Hamza'nın sesi, sanki uzak diyarlardan ve yabancı bir insanın dudakları arasından çıkıp boşlukta süzülüveriyordu. Büşra, uzun bir süre o sesteki mânâları yakalamaya çalıştı. En sonunda başarabildiğinde; haklarında çıkan muhtemel dedikoduları düşündü. Eğer evlilik konusu gündeme hiç gelmemiş olsaydı bu evde yaşayacağı son günler olacağını fark ederek irkildi. Hâlâ ara ara yalnız kaldığı takdirde başına gelebilecek muhtemel belaları düşünüp korkmaya devam ediyordu. Bunu bir türlü aşamamıştı. Belki de kendisine sunulan her teklife baş sallamak zorunda hissetmesinin sebebi de tam olarak buydu.

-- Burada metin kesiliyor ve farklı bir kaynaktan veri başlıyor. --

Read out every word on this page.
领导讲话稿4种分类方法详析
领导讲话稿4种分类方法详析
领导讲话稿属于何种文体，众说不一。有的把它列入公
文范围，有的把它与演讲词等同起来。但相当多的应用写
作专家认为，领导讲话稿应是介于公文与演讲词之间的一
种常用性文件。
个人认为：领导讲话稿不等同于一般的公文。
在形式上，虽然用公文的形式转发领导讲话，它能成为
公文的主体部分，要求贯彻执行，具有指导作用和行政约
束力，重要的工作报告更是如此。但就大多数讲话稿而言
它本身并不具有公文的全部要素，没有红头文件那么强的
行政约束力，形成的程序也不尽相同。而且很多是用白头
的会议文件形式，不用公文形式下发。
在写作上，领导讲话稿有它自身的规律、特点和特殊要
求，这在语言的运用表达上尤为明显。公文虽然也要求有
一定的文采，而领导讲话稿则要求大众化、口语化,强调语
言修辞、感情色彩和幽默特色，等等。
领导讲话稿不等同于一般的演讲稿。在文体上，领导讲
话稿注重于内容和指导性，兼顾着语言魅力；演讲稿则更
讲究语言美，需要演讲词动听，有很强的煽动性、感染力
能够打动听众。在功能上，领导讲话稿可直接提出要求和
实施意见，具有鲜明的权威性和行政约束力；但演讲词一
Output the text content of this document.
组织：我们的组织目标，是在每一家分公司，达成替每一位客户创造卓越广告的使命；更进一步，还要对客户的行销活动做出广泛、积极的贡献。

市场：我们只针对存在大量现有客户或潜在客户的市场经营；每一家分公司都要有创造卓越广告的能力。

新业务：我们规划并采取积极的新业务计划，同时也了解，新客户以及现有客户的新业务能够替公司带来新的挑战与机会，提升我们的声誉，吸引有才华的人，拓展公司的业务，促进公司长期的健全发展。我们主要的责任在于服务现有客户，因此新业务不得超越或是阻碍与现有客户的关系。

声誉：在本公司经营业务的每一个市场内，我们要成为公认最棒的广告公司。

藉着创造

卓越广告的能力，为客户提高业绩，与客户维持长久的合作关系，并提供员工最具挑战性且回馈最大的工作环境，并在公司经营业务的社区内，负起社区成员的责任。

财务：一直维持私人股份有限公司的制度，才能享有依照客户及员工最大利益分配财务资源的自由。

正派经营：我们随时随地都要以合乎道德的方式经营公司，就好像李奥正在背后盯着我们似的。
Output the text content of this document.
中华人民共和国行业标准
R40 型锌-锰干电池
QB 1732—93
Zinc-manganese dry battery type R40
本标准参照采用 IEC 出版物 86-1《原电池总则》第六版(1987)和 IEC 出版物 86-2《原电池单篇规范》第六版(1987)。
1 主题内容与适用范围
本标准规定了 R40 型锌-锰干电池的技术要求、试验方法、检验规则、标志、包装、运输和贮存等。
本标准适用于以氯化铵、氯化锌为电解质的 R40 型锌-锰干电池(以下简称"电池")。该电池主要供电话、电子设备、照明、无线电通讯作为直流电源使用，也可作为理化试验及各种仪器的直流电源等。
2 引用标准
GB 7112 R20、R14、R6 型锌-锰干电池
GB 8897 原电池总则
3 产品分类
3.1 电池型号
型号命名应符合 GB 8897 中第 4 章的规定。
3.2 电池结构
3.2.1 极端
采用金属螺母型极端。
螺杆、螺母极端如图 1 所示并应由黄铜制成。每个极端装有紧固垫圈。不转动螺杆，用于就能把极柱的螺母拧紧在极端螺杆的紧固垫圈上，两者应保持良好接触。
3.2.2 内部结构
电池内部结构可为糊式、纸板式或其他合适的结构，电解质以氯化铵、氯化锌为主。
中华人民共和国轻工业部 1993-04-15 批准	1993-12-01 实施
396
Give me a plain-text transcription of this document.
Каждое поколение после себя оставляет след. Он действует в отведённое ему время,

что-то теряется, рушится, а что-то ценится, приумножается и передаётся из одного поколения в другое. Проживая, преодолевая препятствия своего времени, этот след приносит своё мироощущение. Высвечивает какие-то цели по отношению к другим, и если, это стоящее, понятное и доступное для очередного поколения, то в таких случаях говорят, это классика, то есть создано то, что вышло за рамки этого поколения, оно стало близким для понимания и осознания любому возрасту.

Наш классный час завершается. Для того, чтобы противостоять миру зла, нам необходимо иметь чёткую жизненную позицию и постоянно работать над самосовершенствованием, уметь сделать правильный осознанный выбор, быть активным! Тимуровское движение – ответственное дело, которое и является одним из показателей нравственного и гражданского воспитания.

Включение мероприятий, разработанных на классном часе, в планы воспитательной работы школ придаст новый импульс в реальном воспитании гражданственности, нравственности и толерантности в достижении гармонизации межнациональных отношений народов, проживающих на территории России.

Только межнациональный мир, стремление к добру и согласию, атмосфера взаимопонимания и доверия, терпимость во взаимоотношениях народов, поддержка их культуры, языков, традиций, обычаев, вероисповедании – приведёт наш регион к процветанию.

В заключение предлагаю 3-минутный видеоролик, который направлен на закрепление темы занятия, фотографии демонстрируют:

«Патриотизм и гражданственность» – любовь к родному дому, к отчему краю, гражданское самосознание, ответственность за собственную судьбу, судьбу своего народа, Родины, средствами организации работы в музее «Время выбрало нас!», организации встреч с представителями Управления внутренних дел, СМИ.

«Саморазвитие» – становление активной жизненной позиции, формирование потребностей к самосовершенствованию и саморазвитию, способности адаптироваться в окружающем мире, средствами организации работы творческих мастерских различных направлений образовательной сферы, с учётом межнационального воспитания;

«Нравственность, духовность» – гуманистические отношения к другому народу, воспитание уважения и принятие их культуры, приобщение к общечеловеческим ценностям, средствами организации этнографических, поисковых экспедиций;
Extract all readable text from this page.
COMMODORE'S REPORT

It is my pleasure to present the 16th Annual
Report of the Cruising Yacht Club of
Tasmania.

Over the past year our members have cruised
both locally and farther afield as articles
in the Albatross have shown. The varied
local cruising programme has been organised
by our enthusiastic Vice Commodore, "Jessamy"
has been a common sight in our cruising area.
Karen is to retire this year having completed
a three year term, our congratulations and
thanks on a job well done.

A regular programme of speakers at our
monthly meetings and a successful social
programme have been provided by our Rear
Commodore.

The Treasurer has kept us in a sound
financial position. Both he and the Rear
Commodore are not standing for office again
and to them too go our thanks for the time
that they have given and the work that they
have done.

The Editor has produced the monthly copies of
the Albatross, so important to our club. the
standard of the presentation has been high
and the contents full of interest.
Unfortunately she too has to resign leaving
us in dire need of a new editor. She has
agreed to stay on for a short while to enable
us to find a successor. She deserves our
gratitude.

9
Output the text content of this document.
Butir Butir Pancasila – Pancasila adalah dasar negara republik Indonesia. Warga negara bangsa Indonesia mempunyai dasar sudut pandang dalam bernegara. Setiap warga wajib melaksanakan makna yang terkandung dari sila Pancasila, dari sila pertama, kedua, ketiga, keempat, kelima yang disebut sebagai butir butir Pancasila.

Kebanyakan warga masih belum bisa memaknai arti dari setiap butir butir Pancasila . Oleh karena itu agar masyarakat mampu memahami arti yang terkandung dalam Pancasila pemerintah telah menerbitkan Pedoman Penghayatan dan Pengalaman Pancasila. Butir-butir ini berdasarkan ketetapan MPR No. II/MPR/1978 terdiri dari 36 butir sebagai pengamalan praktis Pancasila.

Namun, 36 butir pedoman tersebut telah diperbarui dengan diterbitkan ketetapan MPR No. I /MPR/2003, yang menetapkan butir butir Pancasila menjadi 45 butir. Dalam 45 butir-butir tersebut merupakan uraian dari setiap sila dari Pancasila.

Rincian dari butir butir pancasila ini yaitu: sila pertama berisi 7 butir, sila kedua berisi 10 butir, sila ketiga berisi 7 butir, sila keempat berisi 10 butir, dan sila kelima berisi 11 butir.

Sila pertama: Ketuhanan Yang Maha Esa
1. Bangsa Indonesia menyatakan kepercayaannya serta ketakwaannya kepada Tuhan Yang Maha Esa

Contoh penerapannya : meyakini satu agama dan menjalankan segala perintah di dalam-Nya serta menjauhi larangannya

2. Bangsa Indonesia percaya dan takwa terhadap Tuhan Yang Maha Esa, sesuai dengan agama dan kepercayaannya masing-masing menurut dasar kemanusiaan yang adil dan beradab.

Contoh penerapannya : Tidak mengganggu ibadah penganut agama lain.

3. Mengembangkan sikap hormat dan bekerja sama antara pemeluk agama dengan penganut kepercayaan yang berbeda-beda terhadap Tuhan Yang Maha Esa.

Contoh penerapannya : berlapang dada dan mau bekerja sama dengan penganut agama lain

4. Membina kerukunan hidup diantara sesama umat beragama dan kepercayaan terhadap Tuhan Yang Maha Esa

"Olur" dedi zorlukla çıkan bir sesle. "Kimse kötü düşünmesin... Sizi de zor durumda bırakmak istemem."

Bunu der demez karşısındaki adam sıkıntıyla iç çekti ve elini saçlarına götürüp stresle karıştırdı.

"Başkalarının fikrini değil, sizinkini soruyorum. Eğer gerçekten istiyorsanız..."

Telaşa bulanan bir sesle: "Sorun değil..." dedi. Ardından düzeltme gereği duyarak: "yani benim açımdan..." diye tereddütle tamamladı cümlesini. Çok geçmeden gözleri yeniden uzun bir dalgınlığın hüküm sürdüğü âlemleri seyredaldı. Bulunduğu yer; havadan dolayı kasvetli görünen şu bahçe, çıplak dalları salınan erik ağacının altı veya evleneceği adamın karşısı değildi artık. Kaygıları onu nereye sürüklerse oradaydı.

"Ne düşünüyorsunuz? Kaygılı gibisiniz..."

Hamza'nın durgun sesini işitince gözlerini onun traşlı beyaz yüzüne çevirdi. Siyah saçları dalga dalga alnına düşmüş, biçimli kalın kaşlarının altındaki ela gözleri hâlâ yüzünde mekik dokumaktaydı. Bu sebeple ona daha fazla bakamadan gözlerini tekrar sıcak çaya çevirdi. Adam, kendisine nazaran rahat sayılabilecek bir durumdaydı. Hem konuşmak hem de yüze bakmak konusunda kendisinden bir adım öndeydi. Büşra ise az önceki soruya cevap verirken, ses tonu dahi utancını ele vermeye yetiyordu:

"Hayatta bir şeyler çok hızlı değişebiliyor. Ben... İşlerin bu noktaya varacağını hiç tahmin etmemiştim... Yani... Biraz şaşkınım. Bir de gündemimde evlilik yoktu hiç. Afalladım galiba."

Kendisinden beklemediği bir açık yüreklilikle içindekileri döktüğünde adam bir süre sessiz kaldı. Hatta öyle ki Büşra, acaba yanlış bir şey mi söyledim, diye endişelendi. Oysa söyledikleri, hissettiklerinin ufacık bir parçası bile değildi. Evet, hissettiği şeyler daha girift, daha içinden çıkılmaz ve daha kelimeye dökülmesi güç şeylerdi. Onlarla nasıl başa çıkacağını bilmiyordu.

"Ben de o yüzden biraz konuşmak, birbirimizi yakından tanımak iyi olur diye düşünmüştüm."

Adam, bunu dedikten sonra kendi önündeki bardağı alıp birkaç yudum çay içti. Büşra, içindeki cesaret kırıntısına tutunarak başını kaldırdığında ve adama baktığında bu sefer o gözlerin kendi üzerinde gezinmediğini fark ederek rahatladı. Hiç içmediği çaya uzanıp üşüdüğünü yeni fark ettiği elleriyle bardağı kavradı ve dudaklarına götürdü. Minik bir yudum alıp kuruyan dudaklarını ıslatmakla yetindi.

"Babam da polisti" diye bir anda söze girdi karşısındaki adam. Gözleri uzak bir yerlere dalıp gitti. Anlatacağı şeyler pek iç açıcı olmasa gerekti ki çehresinde koyu bir hüzün dalgalanıyordu.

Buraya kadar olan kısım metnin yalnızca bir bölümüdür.